Biggest Expectation for the 2014 Bears: Progress

| August 29th, 2014


These things are called duckies.

When a city boy is going whitewater rafting in the Rocky Mountains he expects to be in a large raft with several other individuals and have minimal influence on the proceedings. Sure he’s happy to drop a well-timed refrain of Pocahontas’ Just Around the River Bend or lightly tap somebody on the ass with his oar. But he really doesn’t want a major role in the maneuvering of the watercraft.

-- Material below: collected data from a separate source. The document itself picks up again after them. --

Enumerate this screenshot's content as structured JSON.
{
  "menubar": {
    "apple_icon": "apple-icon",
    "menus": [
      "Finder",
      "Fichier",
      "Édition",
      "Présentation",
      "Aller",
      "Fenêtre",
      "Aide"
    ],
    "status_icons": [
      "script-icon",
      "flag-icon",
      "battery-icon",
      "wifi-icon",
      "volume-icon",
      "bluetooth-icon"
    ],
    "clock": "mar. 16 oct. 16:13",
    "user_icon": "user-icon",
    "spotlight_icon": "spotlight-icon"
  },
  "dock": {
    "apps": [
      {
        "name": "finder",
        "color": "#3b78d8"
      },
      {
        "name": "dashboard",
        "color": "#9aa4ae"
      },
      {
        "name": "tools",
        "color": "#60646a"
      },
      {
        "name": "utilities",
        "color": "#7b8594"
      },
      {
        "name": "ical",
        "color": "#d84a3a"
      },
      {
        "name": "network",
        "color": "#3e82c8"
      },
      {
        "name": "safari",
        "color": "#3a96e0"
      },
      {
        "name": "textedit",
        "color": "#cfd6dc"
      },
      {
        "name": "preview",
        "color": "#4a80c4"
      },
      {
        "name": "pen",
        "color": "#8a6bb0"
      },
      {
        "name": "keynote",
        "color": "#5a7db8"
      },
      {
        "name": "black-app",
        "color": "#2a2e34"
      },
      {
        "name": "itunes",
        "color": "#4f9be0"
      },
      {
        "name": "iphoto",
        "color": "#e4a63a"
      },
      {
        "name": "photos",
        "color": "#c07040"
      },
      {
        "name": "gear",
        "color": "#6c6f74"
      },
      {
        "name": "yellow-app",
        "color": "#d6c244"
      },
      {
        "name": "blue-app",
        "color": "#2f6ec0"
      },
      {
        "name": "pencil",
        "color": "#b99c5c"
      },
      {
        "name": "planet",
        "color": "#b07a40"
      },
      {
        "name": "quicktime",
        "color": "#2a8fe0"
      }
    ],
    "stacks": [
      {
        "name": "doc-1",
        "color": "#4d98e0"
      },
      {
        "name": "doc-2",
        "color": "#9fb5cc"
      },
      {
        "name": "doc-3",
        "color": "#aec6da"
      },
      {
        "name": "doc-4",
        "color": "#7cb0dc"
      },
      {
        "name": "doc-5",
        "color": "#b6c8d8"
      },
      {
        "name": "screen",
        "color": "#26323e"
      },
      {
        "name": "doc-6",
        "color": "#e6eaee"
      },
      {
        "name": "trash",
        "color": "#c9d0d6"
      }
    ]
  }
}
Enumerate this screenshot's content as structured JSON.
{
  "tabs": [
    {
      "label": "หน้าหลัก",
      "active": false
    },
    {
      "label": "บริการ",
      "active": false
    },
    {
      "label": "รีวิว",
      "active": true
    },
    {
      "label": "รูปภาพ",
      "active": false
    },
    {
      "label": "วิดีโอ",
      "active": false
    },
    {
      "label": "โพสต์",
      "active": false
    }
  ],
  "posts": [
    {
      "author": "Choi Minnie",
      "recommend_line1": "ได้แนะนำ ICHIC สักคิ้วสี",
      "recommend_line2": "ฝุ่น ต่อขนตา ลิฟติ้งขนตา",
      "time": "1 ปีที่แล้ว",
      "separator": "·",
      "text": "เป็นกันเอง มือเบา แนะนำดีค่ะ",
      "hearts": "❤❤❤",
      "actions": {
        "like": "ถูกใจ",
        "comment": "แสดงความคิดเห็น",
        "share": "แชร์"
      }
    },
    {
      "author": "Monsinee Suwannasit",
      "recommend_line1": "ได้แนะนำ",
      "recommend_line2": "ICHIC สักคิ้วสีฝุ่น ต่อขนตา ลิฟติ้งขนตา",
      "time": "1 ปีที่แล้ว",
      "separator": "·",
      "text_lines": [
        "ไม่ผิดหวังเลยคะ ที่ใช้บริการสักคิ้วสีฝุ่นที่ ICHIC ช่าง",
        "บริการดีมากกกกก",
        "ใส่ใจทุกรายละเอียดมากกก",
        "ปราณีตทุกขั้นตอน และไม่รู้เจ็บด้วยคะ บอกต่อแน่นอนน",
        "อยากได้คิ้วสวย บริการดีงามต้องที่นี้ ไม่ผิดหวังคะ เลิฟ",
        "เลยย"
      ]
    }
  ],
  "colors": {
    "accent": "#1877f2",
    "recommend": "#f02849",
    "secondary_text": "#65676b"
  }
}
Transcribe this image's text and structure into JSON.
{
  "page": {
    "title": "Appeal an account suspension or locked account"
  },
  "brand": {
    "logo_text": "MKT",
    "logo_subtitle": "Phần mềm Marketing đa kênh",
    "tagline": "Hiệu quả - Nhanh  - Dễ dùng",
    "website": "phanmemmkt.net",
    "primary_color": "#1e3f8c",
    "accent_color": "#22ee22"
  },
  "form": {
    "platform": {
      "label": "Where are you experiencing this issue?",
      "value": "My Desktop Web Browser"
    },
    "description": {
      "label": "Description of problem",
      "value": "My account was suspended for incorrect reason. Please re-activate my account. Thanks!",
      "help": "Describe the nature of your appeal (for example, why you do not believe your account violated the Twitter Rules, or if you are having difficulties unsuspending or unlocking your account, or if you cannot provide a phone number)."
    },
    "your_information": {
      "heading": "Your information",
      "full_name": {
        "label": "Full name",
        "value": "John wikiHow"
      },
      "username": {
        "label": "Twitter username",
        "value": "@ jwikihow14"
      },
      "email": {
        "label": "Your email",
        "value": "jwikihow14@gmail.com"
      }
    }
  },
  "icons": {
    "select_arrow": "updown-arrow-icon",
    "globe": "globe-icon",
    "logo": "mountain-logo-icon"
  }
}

Not in a ducky. A ducky, pictured above, is more an inflatable kayak. I piloted one of these devices, if you’d like to call what I did piloting, down the Roaring Fork Valley. Because I was terrible at this and managed to hit every rock available for contact, I spent much of my journey with the kayaked guide at the rear of the field. (If this were a race I would have been the guy receiving thunderous applause for merely finishing.) The guide, called Ryan because everybody in the Aspen area seemed to be named Ryan, was a die hard Denver Broncos fan. We had time to speak.

The Denver Broncos broke offensive records a year ago. They were the most exciting team in the sport by a significant margin. They won the AFC seemingly uncontested. Then they botched a snap in front of the world’s largest television audience and the happiness kite drifted from the young child’s hand into the cloud-lined sky, never to be seen again. To hear this shaggy marijuana machine in a kayak talk of his beloved team’s 2013 campaign, you’d think they shamed the state of Colorado and all members of the Elway family with a 3-13 record.

They finished second in the NFL. Better than thirty other franchises. Only worse than one. And that’s the harsh reality of the NFL. Only one team, only one city, only one fan base leaves the season firmly satisfied. Nobody derides the club that loses the World Series or Stanley Cup Finals or NBA Finals (unless LeBron James is on that team). They give large trophies to the runners-up at golf and tennis major championships and grand slams. Supporters of the English Premiere League’s second-place side don’t pout in kayaks.

The loneliest loser in all of professional sports is the team failing on Super Bowl Sunday. So how does one set fair expectations for an NFL season?